Esto solo una cara del *reality show *en que se ha convertido la vida cotidiana, todo protegido por el pulido cristal de los acontecimientos, donde el crimen ritual, la loca obsesión del asesinato inducido por las drogas, hace que un jovencito mate a su bisabuelo de quince o veinte puñaladas, un poeta es asesinado y tirado contra unas piedras o su amiga de fiesta aparezca desnuda, asesinada y vejada en la vereda de una carretera.

Resultan repugnantes las conversaciones sobre estos asuntos, en medio de ciertas fiestas en donde se aducen razones universales para justificar algo que está sucediendo a nivel local y en donde la vida no vale ya ni un centavo, porque muchas veces se trata de expresar el uso libre y gratuito del crimen para justificar una emoción, un placer morboso por hacer el mal, y en donde los victimarios, presos y condenados, se organizan para defender sus derechos mientras las víctimas, olvidadas, desaparecen para siempre de las vindicaciones de justicia.

El sube y sube de la espiral se mira como un juego peligroso, pero imparable, en el cual todos participamos, como si en libro de la vida ya estuviera escrito lo que habría de suceder o en la ruleta que marca el destino de algunos, en los casinos, se estuviera narrando un extraño apocalipsis, que nadie descifra pero todos sabemos que está ocurriendo.

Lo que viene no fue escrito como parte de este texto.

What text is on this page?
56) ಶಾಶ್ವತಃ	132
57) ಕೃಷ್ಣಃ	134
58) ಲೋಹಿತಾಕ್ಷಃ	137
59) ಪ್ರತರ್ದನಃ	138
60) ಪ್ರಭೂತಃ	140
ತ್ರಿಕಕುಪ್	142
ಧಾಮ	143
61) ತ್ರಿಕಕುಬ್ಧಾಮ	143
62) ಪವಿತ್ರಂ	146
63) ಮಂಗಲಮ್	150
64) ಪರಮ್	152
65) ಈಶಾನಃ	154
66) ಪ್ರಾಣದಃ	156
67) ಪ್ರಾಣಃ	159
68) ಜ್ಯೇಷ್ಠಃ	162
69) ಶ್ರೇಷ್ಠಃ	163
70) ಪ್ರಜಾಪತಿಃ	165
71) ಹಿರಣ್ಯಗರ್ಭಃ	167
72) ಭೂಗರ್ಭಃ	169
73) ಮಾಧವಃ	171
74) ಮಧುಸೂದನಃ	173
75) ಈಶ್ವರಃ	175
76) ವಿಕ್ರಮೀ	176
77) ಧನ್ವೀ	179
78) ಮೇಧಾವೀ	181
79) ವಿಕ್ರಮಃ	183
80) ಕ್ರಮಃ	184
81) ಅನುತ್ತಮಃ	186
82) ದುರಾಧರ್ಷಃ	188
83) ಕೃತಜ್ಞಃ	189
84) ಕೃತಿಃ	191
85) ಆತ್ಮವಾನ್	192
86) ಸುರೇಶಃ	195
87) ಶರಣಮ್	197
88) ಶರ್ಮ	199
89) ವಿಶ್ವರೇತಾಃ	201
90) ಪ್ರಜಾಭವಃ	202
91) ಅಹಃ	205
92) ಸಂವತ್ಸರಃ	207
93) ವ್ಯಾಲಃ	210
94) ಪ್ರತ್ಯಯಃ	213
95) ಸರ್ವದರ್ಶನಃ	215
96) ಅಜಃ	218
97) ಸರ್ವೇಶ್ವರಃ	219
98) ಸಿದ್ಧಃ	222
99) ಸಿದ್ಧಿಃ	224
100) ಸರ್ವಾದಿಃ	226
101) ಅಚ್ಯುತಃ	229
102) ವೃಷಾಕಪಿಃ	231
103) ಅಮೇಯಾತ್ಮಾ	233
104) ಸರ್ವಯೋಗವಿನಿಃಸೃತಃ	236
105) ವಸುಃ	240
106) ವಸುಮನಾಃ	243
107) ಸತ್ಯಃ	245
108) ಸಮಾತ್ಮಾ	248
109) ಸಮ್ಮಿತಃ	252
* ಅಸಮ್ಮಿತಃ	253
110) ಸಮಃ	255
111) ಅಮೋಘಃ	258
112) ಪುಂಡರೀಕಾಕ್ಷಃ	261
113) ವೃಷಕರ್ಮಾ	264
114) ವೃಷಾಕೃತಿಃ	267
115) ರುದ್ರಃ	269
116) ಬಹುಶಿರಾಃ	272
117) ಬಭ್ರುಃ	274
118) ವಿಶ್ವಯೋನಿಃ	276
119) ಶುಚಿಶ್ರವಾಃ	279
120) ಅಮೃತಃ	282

La aparición, casi reciente, de un sector de lumpen proletariado se corresponde con la aparición de una lumpen burguesía, indiferente a todo lo que ocurre, hedonista, igualitaria, fiestera y pechugona, en ambos sexos, cuyo refugio son los conciertos, los festivales, las tarjetas de crédito, los préstamos instantáneos, y todo eso que corresponde a la parafernalia que los caracteriza.

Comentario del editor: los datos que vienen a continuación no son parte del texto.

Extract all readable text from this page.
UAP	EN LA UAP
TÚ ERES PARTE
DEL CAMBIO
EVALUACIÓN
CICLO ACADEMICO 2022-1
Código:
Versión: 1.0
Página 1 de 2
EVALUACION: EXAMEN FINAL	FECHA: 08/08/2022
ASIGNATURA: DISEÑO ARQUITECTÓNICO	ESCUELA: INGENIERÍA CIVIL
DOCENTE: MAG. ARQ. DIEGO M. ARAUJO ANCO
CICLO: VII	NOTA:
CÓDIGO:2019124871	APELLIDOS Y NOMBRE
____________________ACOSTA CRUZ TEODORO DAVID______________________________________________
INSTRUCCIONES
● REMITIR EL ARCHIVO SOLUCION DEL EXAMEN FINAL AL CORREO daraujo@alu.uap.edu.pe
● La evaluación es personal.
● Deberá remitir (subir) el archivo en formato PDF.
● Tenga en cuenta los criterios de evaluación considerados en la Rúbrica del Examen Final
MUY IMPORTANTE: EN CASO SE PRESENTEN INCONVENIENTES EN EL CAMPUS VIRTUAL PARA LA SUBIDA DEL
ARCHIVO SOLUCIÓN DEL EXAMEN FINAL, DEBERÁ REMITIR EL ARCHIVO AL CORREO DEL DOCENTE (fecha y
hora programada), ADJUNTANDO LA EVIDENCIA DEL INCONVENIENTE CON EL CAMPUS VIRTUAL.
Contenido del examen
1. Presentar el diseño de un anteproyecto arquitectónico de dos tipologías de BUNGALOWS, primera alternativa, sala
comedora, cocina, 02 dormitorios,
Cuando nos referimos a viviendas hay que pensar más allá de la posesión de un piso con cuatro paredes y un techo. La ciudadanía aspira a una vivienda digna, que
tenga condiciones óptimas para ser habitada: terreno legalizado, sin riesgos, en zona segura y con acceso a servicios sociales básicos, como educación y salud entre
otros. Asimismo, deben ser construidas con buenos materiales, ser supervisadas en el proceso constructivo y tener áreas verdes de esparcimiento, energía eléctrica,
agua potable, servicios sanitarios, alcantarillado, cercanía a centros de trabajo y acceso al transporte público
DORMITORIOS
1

O en otro caso, en un diferente estrato social, la prohibición de hablar de cosas “feas” y dedicarse a esnifar, conversar, ligar, parlotear o alardear de los universos imaginarios, para así escapar a los embargos o a las deudas.

Nunca antes hemos tenido un cuadro tan atrayente para ser descrito en la acción de su propia existencia, en donde todo pareciera enrumbar al éxito, o por lo que se le sustituya, para tener un poco de respiro antes de que comience el miedo.

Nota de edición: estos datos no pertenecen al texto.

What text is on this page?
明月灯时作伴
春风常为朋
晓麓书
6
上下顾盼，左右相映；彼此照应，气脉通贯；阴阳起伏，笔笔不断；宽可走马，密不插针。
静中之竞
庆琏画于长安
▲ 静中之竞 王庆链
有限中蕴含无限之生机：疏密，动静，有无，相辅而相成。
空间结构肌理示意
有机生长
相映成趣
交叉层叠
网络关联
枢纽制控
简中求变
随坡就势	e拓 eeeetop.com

Todo con un decorado, digno de morir por un sueño, en esa filantropía de mercado, en donde por hacer que se canta o baila, podemos realizar obras de caridad… de ensueño.

El Escriba debe tener, a su mano, todos los hilos de la madeja para darle forma a la Comedia Profana de este tiempo, especie razonada de una Corte de los Milagros, donde todo sucede pero nadie siente nada.

Pero Las Puertas de la Noche están abiertas. Y las del día y de la tarde, también. Solo hace falta pulir, con delicadeza, a la lámpara de Aladino para que, en un gesto de magia, aparezcan los responsables de todo esto, que usted y yo sabemos quienes son, porque les hemos visto el rostro en los últimos cuarenta años.